On reçoit de plus en plus de documents électroniques, ce qui peut vite devenir un casse-tête. Combien de temps et où conserver ces données? Et vos héritiers auront-ils accès à ce patrimoine digital ou disparaîtra-t-il avec vous?

« De plus en plus d’organismes communiquent via emails pour l’envoi de leurs factures ou documents officiels, nous écrit Lydia, une lectrice. Faut-il les imprimer ou les enregistrer sur un ordinateur? Que se passe-t-il si votre machine rend l’âme ou si on n’a plus accès à ces données? Et puis, au temps du papier, des délais spécifiques de conservation avaient été fixés, qu’en est-il exactement aujourd’hui? »

Ce type d’interrogations légitimes, nous en recevons de plus en plus. Nous avons donc décidé de refaire le point sur toutes ces paperasseries numériques, pour ne pas écrire sur ces tracasseries. D’autant qu’avec la réforme du Code civil entrée en vigueur au 1er janvier dernier, la communication par courrier électronique est légalement reconnue comme une notification juridiquement valable. La première question à laquelle il faut répondre c’est: comment conserver ces documents à l’ère digitale? Il n’y a pas de réponse toute faite et cela demande encore du temps et de l’organisation, tout comme à l’époque (pas totalement révolue) des bons vieux classeurs...

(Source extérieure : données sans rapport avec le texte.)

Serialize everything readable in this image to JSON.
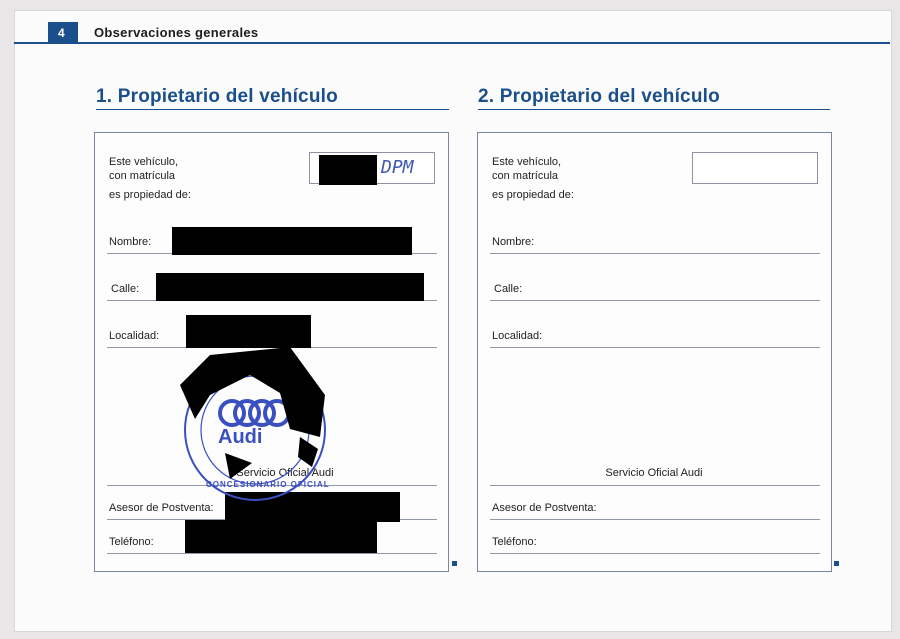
{
  "header": {
    "page_number": "4",
    "title": "Observaciones generales"
  },
  "sections": [
    {
      "title": "1. Propietario del vehículo",
      "labels": {
        "vehicle_line1": "Este vehículo,",
        "vehicle_line2": "con matrícula",
        "owned_by": "es propiedad de:",
        "name": "Nombre:",
        "street": "Calle:",
        "city": "Localidad:",
        "service": "Servicio Oficial Audi",
        "advisor": "Asesor de Postventa:",
        "phone": "Teléfono:"
      },
      "plate_handwritten": "DPM"
    },
    {
      "title": "2. Propietario del vehículo",
      "labels": {
        "vehicle_line1": "Este vehículo,",
        "vehicle_line2": "con matrícula",
        "owned_by": "es propiedad de:",
        "name": "Nombre:",
        "street": "Calle:",
        "city": "Localidad:",
        "service": "Servicio Oficial Audi",
        "advisor": "Asesor de Postventa:",
        "phone": "Teléfono:"
      }
    }
  ],
  "stamp": {
    "brand": "Audi",
    "text": "CONCESIONARIO OFICIAL"
  },
  "colors": {
    "brand_blue": "#1b4f8c",
    "stamp_blue": "#3a4fc0"
  }
}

Disposer de deux copies de sauvegarde

Les différents spécialistes que nous avons interrogés sur la question tiennent notablement le même discours. « Pour prévenir ces risques, il est essentiel de toujours disposer de deux copies de sauvegarde de vos données et de les conserver sur des supports différents. Même si vous optez pour le stockage en ligne (le cloud), vous n’aurez jamais une garantie totale contre le piratage ou la perte du service. Et ce, malgré toutes les déclarations rassurantes que vous pouvez entendre. En réalisant deux sauvegardes sur des supports différents (clé USB, ordinateur), à des endroits différents, il est peu probable que les deux dispositifs ne fonctionnent plus simultanément. Et puis rien ne vous empêche de toujours garder une copie papier dans un classeur. »

Papier ou numérique?

Désormais, la loi permet de conserver toute une série de documents sous forme digitale sans qu’ils ne perdent de leur valeur juridique. Le mode de conservation doit néanmoins permettre de garantir l’authenticité de leur origine et l’intégrité de leur contenu. « Ceci implique que vous devez éviter toute manipulation éventuelle des documents », explique-t-on au SPF Finances. Pour ce faire, vous pouvez réaliser une copie numérique à l’aide d’applications Office Lens, Cam Scanner ou Genius Scan.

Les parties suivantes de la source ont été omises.